Rafik Hariri sei eben ein guter Freund und Verbündeter von Frankreichs Präsidenten Jacques Chirac. Eine für den Libanon typische Denkweise: Freundschafts- und Geschäftsbeziehungen lösen alle Probleme, insbesondere die politischen. Für Frankreich mag das vielleicht zutreffen, aber im Falle der USA helfen kaum persönlichen Beziehungen. Und mit einem "Augen zu, es wird schon alles gut gehen" ist nichts gewonnen.

So könnte man nämlich die Durchsetzung der Verlängerung der Amtszeit von Präsidenten Emile Lahoud deuten, die wenig diplomatischen Weitblick bewies. Für die USA kommt dieser Mann mit seiner Nibelungentreue zu Syrien und seiner Anti-Israel-Haltung inklusive der Unterstützung der Hisbollah ziemlich ungelegen. Die erst kürzlich gegen Syrien verhängten Sanktionen, neben dem Iran der letzte verbliebene "Terrorstaat", waren auch als Warnschuss für die libanesische Regierung gedacht, ihre Freundschaft mit dem großen Nachbarland zu überdenken. Die Resolution vom Donnerstag war nun der zweite Schritt. Als Nächstes werden die USA versuchen, die darin angekündigten Maßnahmen zur Durchsetzung der Resolution in die Tat umzusetzen.

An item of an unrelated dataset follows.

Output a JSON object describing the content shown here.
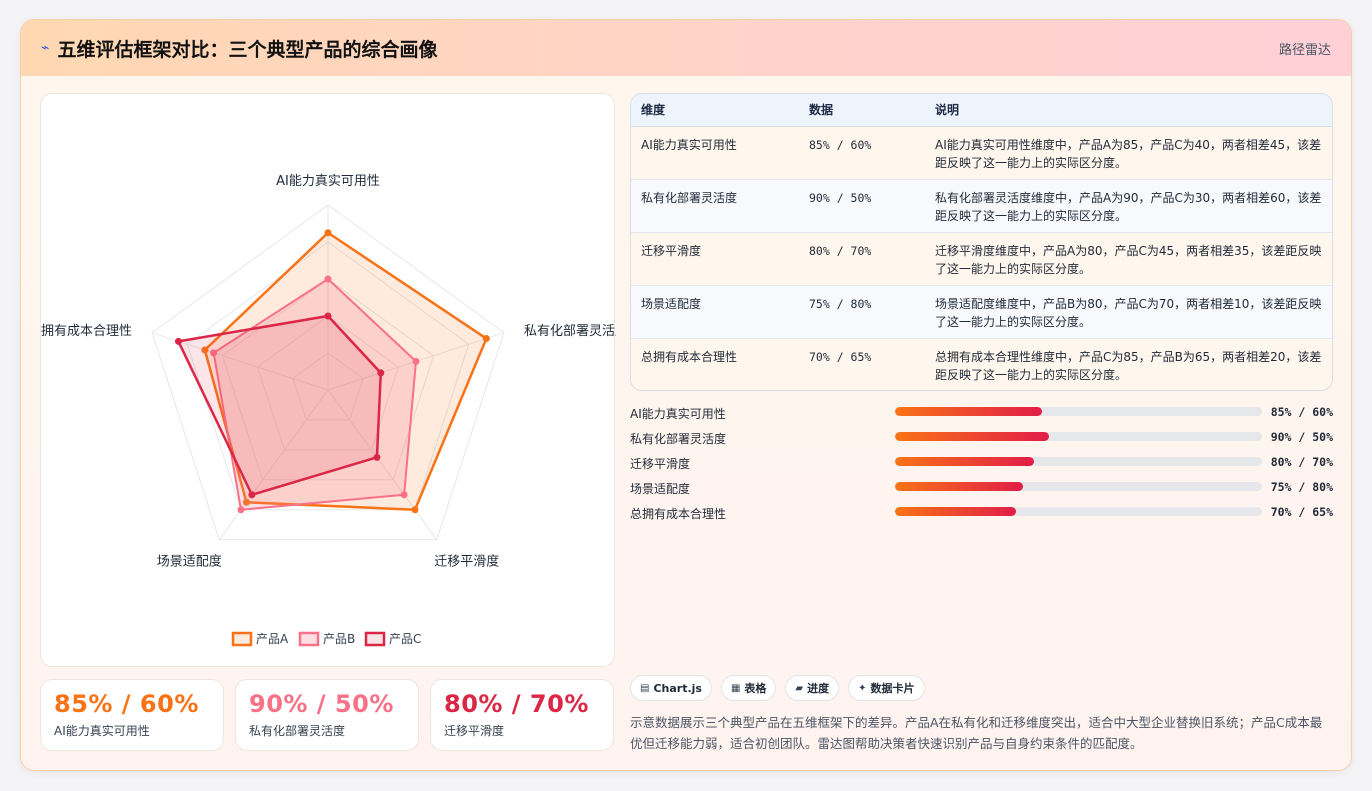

Sanktionen gegen den Libanon würden das kleine krisengeschüttelte Land mit seinen knapp 40 Milliarden Dollar Defizit hart treffen. Knapp 80 % aller Einlagen bei libanesischen Banken und 85 % aller Kredite sind in US-amerikanischer Währung. Obendrein haben viele Banken in den USA investiert, besitzen dort Aktien und Bonds. Aber das sind für den alten und neuen Präsidenten Emile Lahoud bestimmt defätistische Zukunftsprognosen. Jetzt hat man gerade wieder die heimischen Pfründe gesichert, nun wird erst einmal gefeiert.